Guillermo Solano-Flores, Richard J. Shavelson, Maria Araceli Ruiz-Primo, Susan Elise Schultz, and Edward W. Wiley

We have developed a framework for conceptualizing science performance assessments. According to this framework, science performance assessments can be classified as to type of science investigation. Performance on those assessments can be scored according to the scientific defensibility of the approaches used by students. In this study we constructed two assessments to explore the nature and the psychometric characteristics of the classification and observation task-based performance assessments. Sink and Float, a classification assessment, consisted of four problems, each intended to address a different type of knowledge. Daytime Astronomy, an observation investigation assessment, consisted of six problems.

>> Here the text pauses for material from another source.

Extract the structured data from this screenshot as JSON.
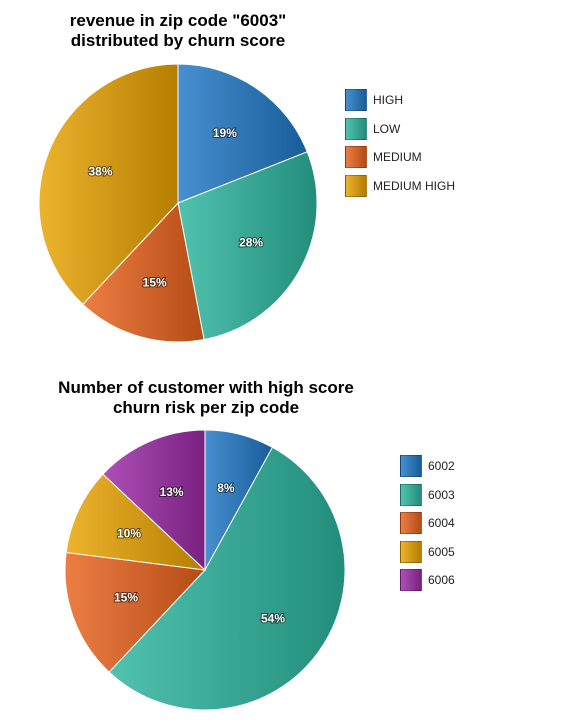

We found reasonably high interrater reliabilities for both assessments. Moreover, we found that the problems presented in Sink and Float and Daytime Astronomy distinguished different aspects of knowledge within the domain addressed by each assessment. Unfortunately, we found no evidence that Sink and Float and Daytime Astronomy were as sensitive to differences in instruction as expected. Additional development work and research is needed before classification and observation performance assessments can be considered ready to be used in practice.

Solano-Flores, G., Shavelson, R. J., Ruiz-Primo, M. A., Schultz, S. E., & Wiley, E. W. (1997). On the development and scoring of classification and observation science performance assessments (CSE Report 458). Los Angeles: University of California, Los Angeles, National Center for Research on Evaluation, Standards, and Student Testing (CRESST).